La banda, con 38 años de carrera, no se estresa por la formación para salir de gira. Tocan los que están y así funciona, sin fricciones internas ni escándalos hacia afuera. Se da todo con naturalidad y sapiencia. Hoy están Greg Graffin, Jay Bentley, Mike Dimkich (ex Channel 3 y The Cult que en 2013 reemplazó al ex Circle Jerks Greg Hetson), Brian Baker (ex Minor Threat que luce una remera con la cara de Trump y la leyenda “Cerdo fascista”), y Jamie Miller. Mañana, en la próxima gira, podrían ser otros, pero seguirá siendo Bad Religion y tendrá integrantes a la altura de una banda vigente, por su estado físico e intelectual, y actual, por lo oportuno y necesario de su mensaje.

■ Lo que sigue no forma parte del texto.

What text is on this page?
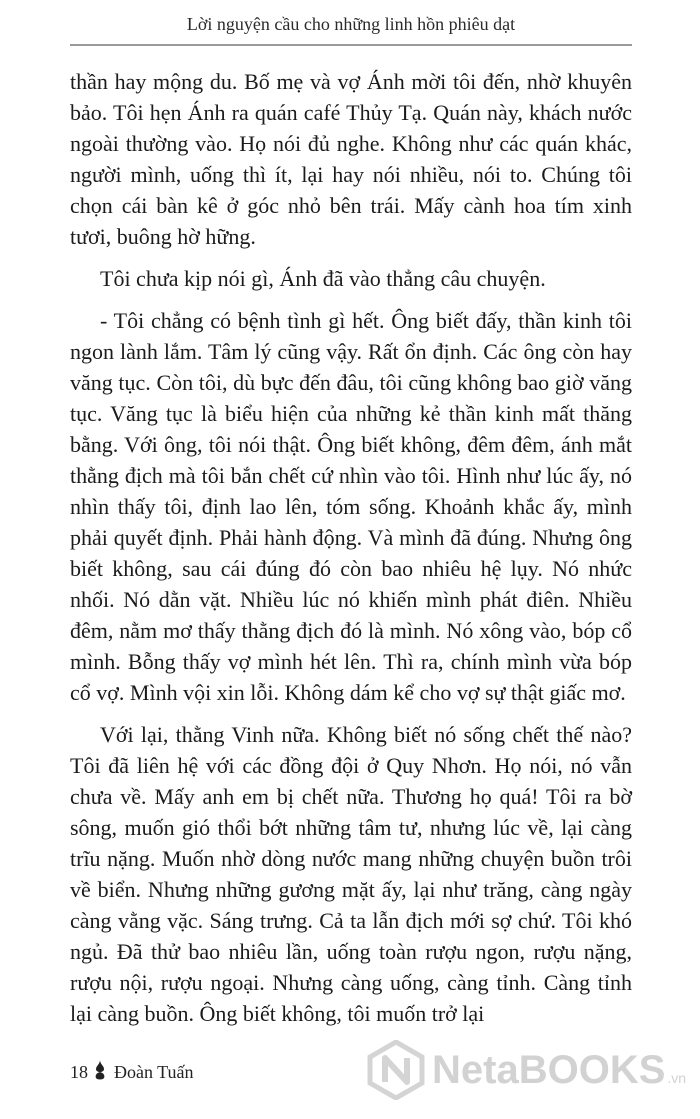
Lời nguyện cầu cho những linh hồn phiêu dạt

thần hay mộng du. Bố mẹ và vợ Ánh mời tôi đến, nhờ khuyên bảo. Tôi hẹn Ánh ra quán café Thủy Tạ. Quán này, khách nước ngoài thường vào. Họ nói đủ nghe. Không như các quán khác, người mình, uống thì ít, lại hay nói nhiều, nói to. Chúng tôi chọn cái bàn kê ở góc nhỏ bên trái. Mấy cành hoa tím xinh tươi, buông hờ hững.

Tôi chưa kịp nói gì, Ánh đã vào thẳng câu chuyện.

- Tôi chẳng có bệnh tình gì hết. Ông biết đấy, thần kinh tôi ngon lành lắm. Tâm lý cũng vậy. Rất ổn định. Các ông còn hay văng tục. Còn tôi, dù bực đến đâu, tôi cũng không bao giờ văng tục. Văng tục là biểu hiện của những kẻ thần kinh mất thăng bằng. Với ông, tôi nói thật. Ông biết không, đêm đêm, ánh mắt thằng địch mà tôi bắn chết cứ nhìn vào tôi. Hình như lúc ấy, nó nhìn thấy tôi, định lao lên, tóm sống. Khoảnh khắc ấy, mình phải quyết định. Phải hành động. Và mình đã đúng. Nhưng ông biết không, sau cái đúng đó còn bao nhiêu hệ lụy. Nó nhức nhối. Nó dằn vặt. Nhiều lúc nó khiến mình phát điên. Nhiều đêm, nằm mơ thấy thằng địch đó là mình. Nó xông vào, bóp cổ mình. Bỗng thấy vợ mình hét lên. Thì ra, chính mình vừa bóp cổ vợ. Mình vội xin lỗi. Không dám kể cho vợ sự thật giấc mơ.

Với lại, thằng Vinh nữa. Không biết nó sống chết thế nào? Tôi đã liên hệ với các đồng đội ở Quy Nhơn. Họ nói, nó vẫn chưa về. Mấy anh em bị chết nữa. Thương họ quá! Tôi ra bờ sông, muốn gió thổi bớt những tâm tư, nhưng lúc về, lại càng trĩu nặng. Muốn nhờ dòng nước mang những chuyện buồn trôi về biển. Nhưng những gương mặt ấy, lại như trăng, càng ngày càng vằng vặc. Sáng trưng. Cả ta lẫn địch mới sợ chứ. Tôi khó ngủ. Đã thử bao nhiêu lần, uống toàn rượu ngon, rượu nặng, rượu nội, rượu ngoại. Nhưng càng uống, càng tỉnh. Càng tỉnh lại càng buồn. Ông biết không, tôi muốn trở lại

18 Đoàn Tuấn	NetaBOOKS .vn
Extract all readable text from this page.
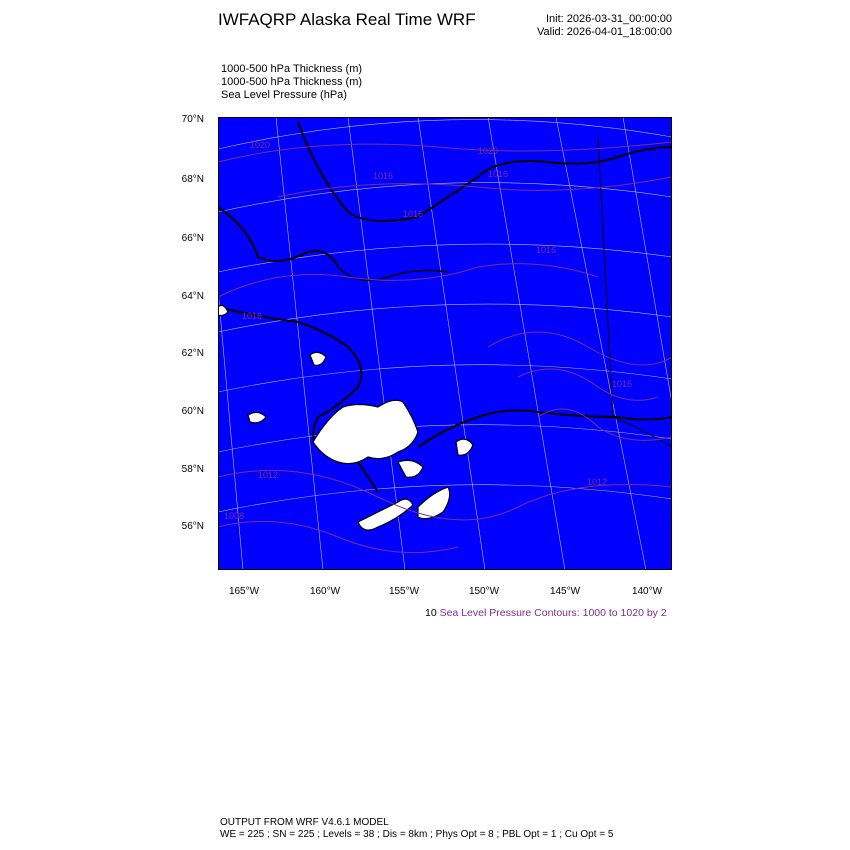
IWFAQRP Alaska Real Time WRF	Init: 2026-03-31_00:00:00
Valid: 2026-04-01_18:00:00
1000-500 hPa Thickness (m)
1000-500 hPa Thickness (m)
Sea Level Pressure (hPa)
70°N
68°N
66°N
64°N
62°N
60°N
58°N
56°N
165°W	160°W	155°W	150°W	145°W	140°W
1020
1020
1016	1016
1016
1016
1016
1016
1012
1012
1008
10 Sea Level Pressure Contours: 1000 to 1020 by 2
OUTPUT FROM WRF V4.6.1 MODEL
WE = 225 ; SN = 225 ; Levels = 38 ; Dis = 8km ; Phys Opt = 8 ; PBL Opt = 1 ; Cu Opt = 5
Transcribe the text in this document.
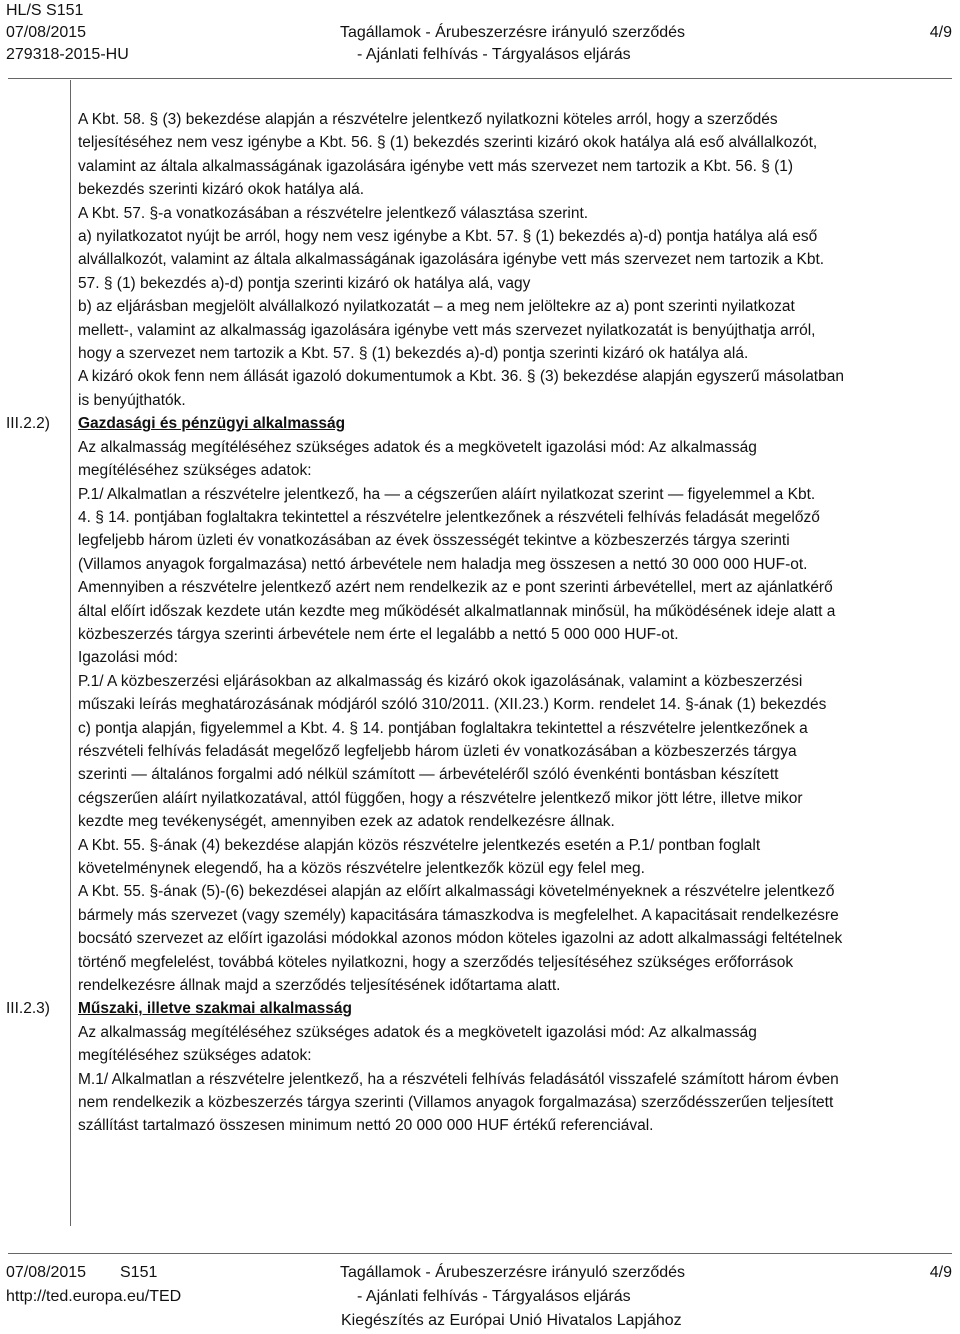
HL/S S151
07/08/2015
279318-2015-HU
Tagállamok - Árubeszerzésre irányuló szerződés
- Ajánlati felhívás - Tárgyalásos eljárás
4/9
III.2.2)
III.2.3)

A Kbt. 58. § (3) bekezdése alapján a részvételre jelentkező nyilatkozni köteles arról, hogy a szerződés

teljesítéséhez nem vesz igénybe a Kbt. 56. § (1) bekezdés szerinti kizáró okok hatálya alá eső alvállalkozót,

valamint az általa alkalmasságának igazolására igénybe vett más szervezet nem tartozik a Kbt. 56. § (1)

bekezdés szerinti kizáró okok hatálya alá.

A Kbt. 57. §-a vonatkozásában a részvételre jelentkező választása szerint.

a) nyilatkozatot nyújt be arról, hogy nem vesz igénybe a Kbt. 57. § (1) bekezdés a)-d) pontja hatálya alá eső

alvállalkozót, valamint az általa alkalmasságának igazolására igénybe vett más szervezet nem tartozik a Kbt.

57. § (1) bekezdés a)-d) pontja szerinti kizáró ok hatálya alá, vagy

b) az eljárásban megjelölt alvállalkozó nyilatkozatát – a meg nem jelöltekre az a) pont szerinti nyilatkozat

mellett-, valamint az alkalmasság igazolására igénybe vett más szervezet nyilatkozatát is benyújthatja arról,

hogy a szervezet nem tartozik a Kbt. 57. § (1) bekezdés a)-d) pontja szerinti kizáró ok hatálya alá.

A kizáró okok fenn nem állását igazoló dokumentumok a Kbt. 36. § (3) bekezdése alapján egyszerű másolatban

is benyújthatók.

Gazdasági és pénzügyi alkalmasság

Az alkalmasság megítéléséhez szükséges adatok és a megkövetelt igazolási mód: Az alkalmasság

megítéléséhez szükséges adatok:

P.1/ Alkalmatlan a részvételre jelentkező, ha — a cégszerűen aláírt nyilatkozat szerint — figyelemmel a Kbt.

4. § 14. pontjában foglaltakra tekintettel a részvételre jelentkezőnek a részvételi felhívás feladását megelőző

legfeljebb három üzleti év vonatkozásában az évek összességét tekintve a közbeszerzés tárgya szerinti

(Villamos anyagok forgalmazása) nettó árbevétele nem haladja meg összesen a nettó 30 000 000 HUF-ot.

Amennyiben a részvételre jelentkező azért nem rendelkezik az e pont szerinti árbevétellel, mert az ajánlatkérő

által előírt időszak kezdete után kezdte meg működését alkalmatlannak minősül, ha működésének ideje alatt a

közbeszerzés tárgya szerinti árbevétele nem érte el legalább a nettó 5 000 000 HUF-ot.

Igazolási mód:

P.1/ A közbeszerzési eljárásokban az alkalmasság és kizáró okok igazolásának, valamint a közbeszerzési

műszaki leírás meghatározásának módjáról szóló 310/2011. (XII.23.) Korm. rendelet 14. §-ának (1) bekezdés

c) pontja alapján, figyelemmel a Kbt. 4. § 14. pontjában foglaltakra tekintettel a részvételre jelentkezőnek a

részvételi felhívás feladását megelőző legfeljebb három üzleti év vonatkozásában a közbeszerzés tárgya

szerinti — általános forgalmi adó nélkül számított — árbevételéről szóló évenkénti bontásban készített

cégszerűen aláírt nyilatkozatával, attól függően, hogy a részvételre jelentkező mikor jött létre, illetve mikor

kezdte meg tevékenységét, amennyiben ezek az adatok rendelkezésre állnak.

A Kbt. 55. §-ának (4) bekezdése alapján közös részvételre jelentkezés esetén a P.1/ pontban foglalt

követelménynek elegendő, ha a közös részvételre jelentkezők közül egy felel meg.

A Kbt. 55. §-ának (5)-(6) bekezdései alapján az előírt alkalmassági követelményeknek a részvételre jelentkező

bármely más szervezet (vagy személy) kapacitására támaszkodva is megfelelhet. A kapacitásait rendelkezésre

bocsátó szervezet az előírt igazolási módokkal azonos módon köteles igazolni az adott alkalmassági feltételnek

történő megfelelést, továbbá köteles nyilatkozni, hogy a szerződés teljesítéséhez szükséges erőforrások

rendelkezésre állnak majd a szerződés teljesítésének időtartama alatt.

Műszaki, illetve szakmai alkalmasság

Az alkalmasság megítéléséhez szükséges adatok és a megkövetelt igazolási mód: Az alkalmasság

megítéléséhez szükséges adatok:

M.1/ Alkalmatlan a részvételre jelentkező, ha a részvételi felhívás feladásától visszafelé számított három évben

nem rendelkezik a közbeszerzés tárgya szerinti (Villamos anyagok forgalmazása) szerződésszerűen teljesített

szállítást tartalmazó összesen minimum nettó 20 000 000 HUF értékű referenciával.

07/08/2015 S151
http://ted.europa.eu/TED
Tagállamok - Árubeszerzésre irányuló szerződés
- Ajánlati felhívás - Tárgyalásos eljárás
Kiegészítés az Európai Unió Hivatalos Lapjához
4/9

Su derrotero de grandes éxitos recuerda a Tested, de 1997, en el que incluyeron todo lo necesario no sólo para ponerlo en el reproductor, sino para encuadrarlo. La lista incluye a Change of ideas, No control, Generator, Punk rock song, Fuck armageddon this is hell y American Jesus: “Lo siento por la población del planeta, ya que unos pocos viven en Estados Unidos. Al menos los extranjeros pueden copiar nuestra moralidad. Pueden visitarnos pero no quedarse y solo una preciosa minoría puede almacenar la prosperidad”.
Se fue Bad Religion. Ahora es tiempo de esperar a que la escuela ambulante del profesor Graffin vuelva por estas tierras y que, además de darnos el gran show de siempre, nos recuerde que es horrible ser tibios y que siempre hay que saber de qué lado se está. Ellos, por su parte, ya eligieron hace unos 38 años.